ESP8266 alternate SPI library with ability to not wait and some optimizations

Had a friend that gave me a few ESP8266'S he acquired and had no use for. Finally got to see what they were etc and got them working.

Managed in a few hours to port them into my graphics library etc.

For most boards I have DMA access or native optimized hardware support (Due, Teensy, AVR) so found the ESP8266 SPI libray uses the 64 byte FIFO hardware pipeline.

I altered a copy of the code to include an optional "bool wait = true" parameter that tells the low level code if it should wait for the operation to finish before leaving or not.

Basically took all the waits out and put in an inline function and utilized the wait/nowait internally to gain a bit of processing which effectively gets rid of loop overhead.

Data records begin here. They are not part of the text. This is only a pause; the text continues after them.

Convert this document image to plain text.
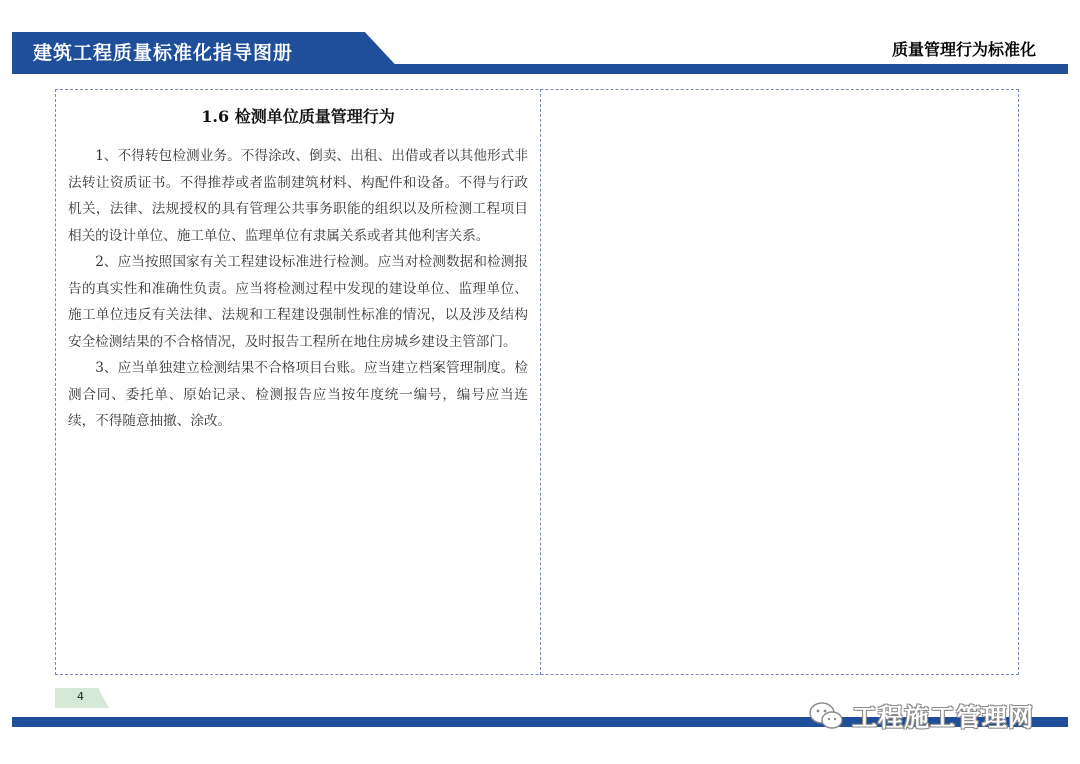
建筑工程质量标准化指导图册	质量管理行为标准化
1.6 检测单位质量管理行为

1、不得转包检测业务。不得涂改、倒卖、出租、出借或者以其他形式非法转让资质证书。不得推荐或者监制建筑材料、构配件和设备。不得与行政机关，法律、法规授权的具有管理公共事务职能的组织以及所检测工程项目相关的设计单位、施工单位、监理单位有隶属关系或者其他利害关系。

2、应当按照国家有关工程建设标准进行检测。应当对检测数据和检测报告的真实性和准确性负责。应当将检测过程中发现的建设单位、监理单位、施工单位违反有关法律、法规和工程建设强制性标准的情况，以及涉及结构安全检测结果的不合格情况，及时报告工程所在地住房城乡建设主管部门。

3、应当单独建立检测结果不合格项目台账。应当建立档案管理制度。检测合同、委托单、原始记录、检测报告应当按年度统一编号，编号应当连续，不得随意抽撤、涂改。

4
工程施工管理网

A lot of graphics routines I have rely on a bit of extra "free" cpu cycles while SPI is transferring so it now allows this to happen.

Also optimized a few loops (ie. 1 if per loop instead of 2)

By default something like ... SPI.write(buffer*) is the same as the extra parameter on the end is optional and defaults to true.*
would use like....
```
*for (i = 0; i < len; i++)
{
    uint8_t val = fn_small_calc(buffer[i]); // something small... after 1st loop this will be executing while SPI still transferring!!!
    SPI.write(val, false); // don't wait ...   
}

SPI.waitBusy(); // return value will tell us whether it was still waiting or not

disableCS();*
```
Code changes attached... renamed classes as made a local copy so not lost when update ESP8266. These files were spi.cpp and spi.h.
A great use for this is when sending (in my case) a 4BPP screen to a 16BPP device. It lets me send the buffer via SPI at full speed and convert the 4BPP data into 16BPP data without overhead.
dma_esp8266.cpp (12.5 KB)
dma_esp8266.h (3.5 KB)

Only looked at the write functions.... but the transfer functions would probably benefit from not waiting as well.

In another library I have the wait ability on the read() and read16() as the actual result is put into a volatile variable that can be accessed.

...
SPI.read16(false); // don't wait
fn_do_stuff();
SPI.waitBusy();
myres = SPI.getRes16();

A lot of the functions are very small and could be inlined.